South Korean news organizations generally have praised the U.S. response this time.
But the swift investigation also “reflects the severity of the problem,” the Korea JoongAng Daily newspaper said in an editorial. “Both allies must keep in mind that any effort to distort or cover up the truth will only exacerbate the situation.”
Agent Orange contains dioxin, which scientists say can cause cancer, deformities and birth defects. It was used during the Vietnam War, and South Korea says it also sprayed the chemical along its border with North Korea in the late 1960s to kill dense foliage that North Korean infiltrators used for cover.
Buried dioxin could leak from containers and enter surrounding groundwater, possibly contaminating drinking water.
Environmental tests have confirmed extremely high levels of dioxin in people, fish and soil near a former U.S. air base where American troops stored the herbicide during the Vietnam War.
Lt. Col. Jeffrey Buczkowski, an 8th Army spokesman, said Agent Orange generally is destroyed by high-temperature incineration at sea or on a remote Pacific island.
Residents near Camp Carroll, many of them elderly, worry about groundwater safety and cancer, Gong Hyun-chul, a local official near the base, said in an interview.
The reports have soured land prices and agricultural sales, Mr. Gong said, and activists plan protest rallies near the camp.
Any scandal over contamination could influence other areas in Asia that host U.S. troops. There are 47,000 U.S. troops in neighboring Japan, and Washington is trying to orchestrate a delicate relocation of one of its bases on the island of Okinawa, where anger against U.S. troops is high.
Although the Agent Orange investigation is still in its early stages, the U.S. military has released a statement saying a 1992 study found “that a large number of drums containing chemicals, pesticides, herbicides and solvents were buried” in 1978 near the area mentioned by Mr.
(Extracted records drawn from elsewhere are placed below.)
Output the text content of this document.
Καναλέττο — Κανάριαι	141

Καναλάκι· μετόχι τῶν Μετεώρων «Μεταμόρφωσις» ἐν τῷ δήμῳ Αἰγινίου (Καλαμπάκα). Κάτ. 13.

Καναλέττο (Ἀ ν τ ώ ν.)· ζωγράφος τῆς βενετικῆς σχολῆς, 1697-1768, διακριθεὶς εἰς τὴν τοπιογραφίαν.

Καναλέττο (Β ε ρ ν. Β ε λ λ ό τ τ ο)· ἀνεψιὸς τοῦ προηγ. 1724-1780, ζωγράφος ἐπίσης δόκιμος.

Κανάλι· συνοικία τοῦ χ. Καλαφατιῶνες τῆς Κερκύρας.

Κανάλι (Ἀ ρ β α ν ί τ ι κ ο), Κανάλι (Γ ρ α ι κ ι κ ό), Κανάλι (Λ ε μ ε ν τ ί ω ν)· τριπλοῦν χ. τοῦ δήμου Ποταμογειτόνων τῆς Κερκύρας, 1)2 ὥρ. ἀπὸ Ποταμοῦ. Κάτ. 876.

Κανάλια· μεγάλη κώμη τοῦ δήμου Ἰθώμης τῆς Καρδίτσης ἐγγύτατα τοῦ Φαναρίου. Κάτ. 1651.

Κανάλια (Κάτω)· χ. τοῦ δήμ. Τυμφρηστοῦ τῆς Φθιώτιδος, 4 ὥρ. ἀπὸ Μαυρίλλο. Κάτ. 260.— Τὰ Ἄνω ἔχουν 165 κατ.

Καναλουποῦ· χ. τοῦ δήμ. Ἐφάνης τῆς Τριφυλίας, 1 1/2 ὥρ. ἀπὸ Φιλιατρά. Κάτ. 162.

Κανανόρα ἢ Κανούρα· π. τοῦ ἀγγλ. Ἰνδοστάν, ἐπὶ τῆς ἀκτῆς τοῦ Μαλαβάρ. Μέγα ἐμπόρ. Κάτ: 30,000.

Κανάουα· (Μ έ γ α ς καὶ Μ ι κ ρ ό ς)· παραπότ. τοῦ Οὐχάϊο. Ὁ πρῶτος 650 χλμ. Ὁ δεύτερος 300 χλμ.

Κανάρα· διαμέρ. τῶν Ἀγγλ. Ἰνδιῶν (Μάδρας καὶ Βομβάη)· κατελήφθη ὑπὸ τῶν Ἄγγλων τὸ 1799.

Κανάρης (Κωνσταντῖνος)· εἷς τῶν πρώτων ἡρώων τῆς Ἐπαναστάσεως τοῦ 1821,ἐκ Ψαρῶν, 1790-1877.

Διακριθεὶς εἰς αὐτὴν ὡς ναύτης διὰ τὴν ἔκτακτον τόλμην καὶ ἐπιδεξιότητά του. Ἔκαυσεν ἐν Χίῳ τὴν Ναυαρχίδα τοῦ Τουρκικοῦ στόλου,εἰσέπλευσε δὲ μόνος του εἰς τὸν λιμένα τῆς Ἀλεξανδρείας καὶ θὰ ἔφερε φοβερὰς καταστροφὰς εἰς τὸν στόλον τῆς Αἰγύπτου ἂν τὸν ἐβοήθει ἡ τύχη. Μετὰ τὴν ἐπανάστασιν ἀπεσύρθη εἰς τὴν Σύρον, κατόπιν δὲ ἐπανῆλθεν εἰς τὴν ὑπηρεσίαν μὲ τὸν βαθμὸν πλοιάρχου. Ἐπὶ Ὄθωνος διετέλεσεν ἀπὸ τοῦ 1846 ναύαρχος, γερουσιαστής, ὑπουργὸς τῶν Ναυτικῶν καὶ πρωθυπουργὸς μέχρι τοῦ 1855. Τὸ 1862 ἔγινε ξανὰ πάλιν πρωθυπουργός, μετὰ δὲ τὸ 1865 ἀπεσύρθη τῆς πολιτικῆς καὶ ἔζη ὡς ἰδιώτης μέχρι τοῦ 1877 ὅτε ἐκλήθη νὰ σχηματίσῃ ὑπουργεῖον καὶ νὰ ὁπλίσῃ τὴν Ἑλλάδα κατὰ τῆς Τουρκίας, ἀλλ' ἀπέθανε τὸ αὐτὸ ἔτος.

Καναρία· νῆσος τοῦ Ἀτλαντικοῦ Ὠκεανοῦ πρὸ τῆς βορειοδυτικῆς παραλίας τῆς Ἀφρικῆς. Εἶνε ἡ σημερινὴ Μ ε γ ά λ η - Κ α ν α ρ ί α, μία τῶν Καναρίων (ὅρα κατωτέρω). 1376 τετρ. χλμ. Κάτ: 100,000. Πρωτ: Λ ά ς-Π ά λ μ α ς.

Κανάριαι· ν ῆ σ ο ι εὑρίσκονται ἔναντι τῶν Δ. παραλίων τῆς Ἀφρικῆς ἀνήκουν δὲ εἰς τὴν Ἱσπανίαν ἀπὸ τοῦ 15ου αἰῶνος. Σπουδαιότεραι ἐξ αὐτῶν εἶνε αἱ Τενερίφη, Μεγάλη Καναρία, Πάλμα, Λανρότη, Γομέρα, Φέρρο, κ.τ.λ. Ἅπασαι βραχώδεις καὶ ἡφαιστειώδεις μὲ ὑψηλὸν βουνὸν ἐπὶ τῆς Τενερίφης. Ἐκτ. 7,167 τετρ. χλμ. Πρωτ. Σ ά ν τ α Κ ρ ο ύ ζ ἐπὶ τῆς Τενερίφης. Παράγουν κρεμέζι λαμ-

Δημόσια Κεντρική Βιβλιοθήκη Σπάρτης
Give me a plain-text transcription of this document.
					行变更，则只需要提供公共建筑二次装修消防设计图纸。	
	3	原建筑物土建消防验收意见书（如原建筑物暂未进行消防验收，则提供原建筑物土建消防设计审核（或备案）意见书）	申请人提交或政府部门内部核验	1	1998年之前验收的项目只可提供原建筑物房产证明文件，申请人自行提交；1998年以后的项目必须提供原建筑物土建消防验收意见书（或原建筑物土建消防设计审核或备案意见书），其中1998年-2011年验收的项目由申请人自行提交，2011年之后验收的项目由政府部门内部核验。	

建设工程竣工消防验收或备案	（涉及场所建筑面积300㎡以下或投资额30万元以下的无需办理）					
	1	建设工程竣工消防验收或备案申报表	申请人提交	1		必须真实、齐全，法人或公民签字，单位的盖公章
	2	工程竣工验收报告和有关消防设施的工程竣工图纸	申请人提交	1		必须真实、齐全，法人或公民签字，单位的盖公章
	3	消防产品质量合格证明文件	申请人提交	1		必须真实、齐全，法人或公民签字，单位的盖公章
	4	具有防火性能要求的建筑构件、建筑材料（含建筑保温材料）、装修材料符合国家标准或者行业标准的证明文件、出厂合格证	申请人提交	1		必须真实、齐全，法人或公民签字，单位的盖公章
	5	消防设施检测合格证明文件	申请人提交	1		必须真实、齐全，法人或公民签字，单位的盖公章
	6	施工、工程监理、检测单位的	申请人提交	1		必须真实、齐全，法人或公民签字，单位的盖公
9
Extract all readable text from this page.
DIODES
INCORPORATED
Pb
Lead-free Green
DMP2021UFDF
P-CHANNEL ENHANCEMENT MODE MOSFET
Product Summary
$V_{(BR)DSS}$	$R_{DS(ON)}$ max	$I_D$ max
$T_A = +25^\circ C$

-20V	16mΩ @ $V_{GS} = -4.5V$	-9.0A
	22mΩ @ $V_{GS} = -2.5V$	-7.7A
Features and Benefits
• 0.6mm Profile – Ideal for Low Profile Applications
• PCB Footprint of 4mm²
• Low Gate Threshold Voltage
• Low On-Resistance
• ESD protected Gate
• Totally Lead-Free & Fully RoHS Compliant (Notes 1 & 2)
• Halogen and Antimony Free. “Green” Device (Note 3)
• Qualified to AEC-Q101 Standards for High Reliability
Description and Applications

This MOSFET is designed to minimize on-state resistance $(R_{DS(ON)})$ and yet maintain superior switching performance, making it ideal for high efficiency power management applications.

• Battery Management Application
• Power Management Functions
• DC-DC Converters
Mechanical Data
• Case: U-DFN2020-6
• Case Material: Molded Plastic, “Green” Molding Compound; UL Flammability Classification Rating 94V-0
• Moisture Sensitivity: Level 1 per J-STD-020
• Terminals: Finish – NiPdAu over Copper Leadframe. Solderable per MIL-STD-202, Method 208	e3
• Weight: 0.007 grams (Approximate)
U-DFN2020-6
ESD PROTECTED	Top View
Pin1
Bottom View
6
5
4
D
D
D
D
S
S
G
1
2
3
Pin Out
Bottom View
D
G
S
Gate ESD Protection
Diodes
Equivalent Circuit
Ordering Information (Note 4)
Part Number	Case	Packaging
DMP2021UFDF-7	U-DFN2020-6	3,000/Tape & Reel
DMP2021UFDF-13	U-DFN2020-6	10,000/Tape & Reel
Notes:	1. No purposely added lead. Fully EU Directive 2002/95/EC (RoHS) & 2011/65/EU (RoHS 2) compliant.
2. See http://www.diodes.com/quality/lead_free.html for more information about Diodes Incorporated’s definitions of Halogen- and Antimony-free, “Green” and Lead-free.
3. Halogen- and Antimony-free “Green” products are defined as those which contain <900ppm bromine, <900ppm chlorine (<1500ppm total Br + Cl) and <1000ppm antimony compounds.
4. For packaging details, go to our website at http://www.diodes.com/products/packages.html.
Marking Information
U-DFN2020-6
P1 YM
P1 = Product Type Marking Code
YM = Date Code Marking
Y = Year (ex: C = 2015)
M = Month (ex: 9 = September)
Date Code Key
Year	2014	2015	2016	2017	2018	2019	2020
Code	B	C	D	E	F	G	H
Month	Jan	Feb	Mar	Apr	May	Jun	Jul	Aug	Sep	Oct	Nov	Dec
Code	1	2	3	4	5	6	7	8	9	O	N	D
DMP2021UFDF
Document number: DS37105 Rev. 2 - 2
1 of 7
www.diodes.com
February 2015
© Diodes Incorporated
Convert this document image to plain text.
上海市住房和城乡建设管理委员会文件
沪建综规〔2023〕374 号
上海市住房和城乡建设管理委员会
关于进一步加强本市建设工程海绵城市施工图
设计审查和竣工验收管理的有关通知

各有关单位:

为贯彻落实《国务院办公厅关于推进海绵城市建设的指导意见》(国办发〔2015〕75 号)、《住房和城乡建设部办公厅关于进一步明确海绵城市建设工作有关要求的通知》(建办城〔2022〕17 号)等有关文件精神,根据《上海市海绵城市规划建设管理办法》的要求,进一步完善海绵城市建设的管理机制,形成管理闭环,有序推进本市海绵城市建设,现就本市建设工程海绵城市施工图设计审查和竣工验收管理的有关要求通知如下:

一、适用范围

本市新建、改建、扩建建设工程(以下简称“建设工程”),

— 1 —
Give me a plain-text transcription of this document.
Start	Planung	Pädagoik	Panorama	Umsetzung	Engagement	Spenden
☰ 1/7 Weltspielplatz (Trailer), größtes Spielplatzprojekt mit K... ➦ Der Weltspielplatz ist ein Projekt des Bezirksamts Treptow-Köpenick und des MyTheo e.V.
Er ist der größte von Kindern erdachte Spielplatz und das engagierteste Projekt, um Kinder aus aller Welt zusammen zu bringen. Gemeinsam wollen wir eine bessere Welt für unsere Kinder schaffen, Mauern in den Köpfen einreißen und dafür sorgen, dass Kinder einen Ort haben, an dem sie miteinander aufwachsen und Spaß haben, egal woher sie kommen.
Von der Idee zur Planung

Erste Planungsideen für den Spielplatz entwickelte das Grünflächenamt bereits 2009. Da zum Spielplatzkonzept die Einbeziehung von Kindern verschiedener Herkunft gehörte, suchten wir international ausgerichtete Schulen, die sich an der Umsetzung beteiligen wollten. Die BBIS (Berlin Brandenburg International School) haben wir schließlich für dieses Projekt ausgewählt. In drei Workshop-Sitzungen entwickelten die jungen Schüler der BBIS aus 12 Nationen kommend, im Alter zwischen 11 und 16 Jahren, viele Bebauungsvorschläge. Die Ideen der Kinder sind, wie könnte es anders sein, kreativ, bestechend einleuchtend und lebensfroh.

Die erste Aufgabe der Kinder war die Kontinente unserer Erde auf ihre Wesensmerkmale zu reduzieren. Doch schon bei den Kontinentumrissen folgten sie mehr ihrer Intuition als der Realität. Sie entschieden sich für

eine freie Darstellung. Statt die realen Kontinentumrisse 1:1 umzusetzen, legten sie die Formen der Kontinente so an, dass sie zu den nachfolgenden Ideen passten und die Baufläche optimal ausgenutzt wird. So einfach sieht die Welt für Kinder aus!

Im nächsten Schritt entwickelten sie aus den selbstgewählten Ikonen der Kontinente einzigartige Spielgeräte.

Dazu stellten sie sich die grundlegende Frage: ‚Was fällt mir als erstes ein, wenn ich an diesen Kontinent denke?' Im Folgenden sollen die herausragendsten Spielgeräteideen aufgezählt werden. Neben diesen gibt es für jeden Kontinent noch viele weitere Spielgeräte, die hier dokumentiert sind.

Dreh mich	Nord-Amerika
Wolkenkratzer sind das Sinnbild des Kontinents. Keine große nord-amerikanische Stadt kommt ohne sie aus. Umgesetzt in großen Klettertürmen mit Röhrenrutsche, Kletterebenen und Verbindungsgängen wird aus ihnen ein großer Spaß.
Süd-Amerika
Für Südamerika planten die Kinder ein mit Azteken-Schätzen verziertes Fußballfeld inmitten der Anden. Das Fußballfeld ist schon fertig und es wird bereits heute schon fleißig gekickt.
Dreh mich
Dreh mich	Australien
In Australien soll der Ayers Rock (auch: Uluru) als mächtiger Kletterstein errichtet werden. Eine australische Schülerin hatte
House and others. The study didn’t specifically identify Agent Orange.
The military removed the material and 40 to 60 tons of soil from the area in 1979 and ’80, the statement said, dumping it somewhere “off site.” Officials are investigating why the material was buried in the first place and what happened to it after it was dug up, the statement said.
More testing at the area in 2004 revealed trace amounts of dioxin, the statement said, but “the amount was deemed to be no hazard to human health.”
Mr. House, however, blames his work at Camp Carroll for Type 2 diabetes and nerve damage - both of which have been linked to Agent Orange - and other serious health problems that make him too sick to work.
“I’m falling apart,” Mr. House said. “I got microwaved on the inside from what’s in the ground” in South Korea.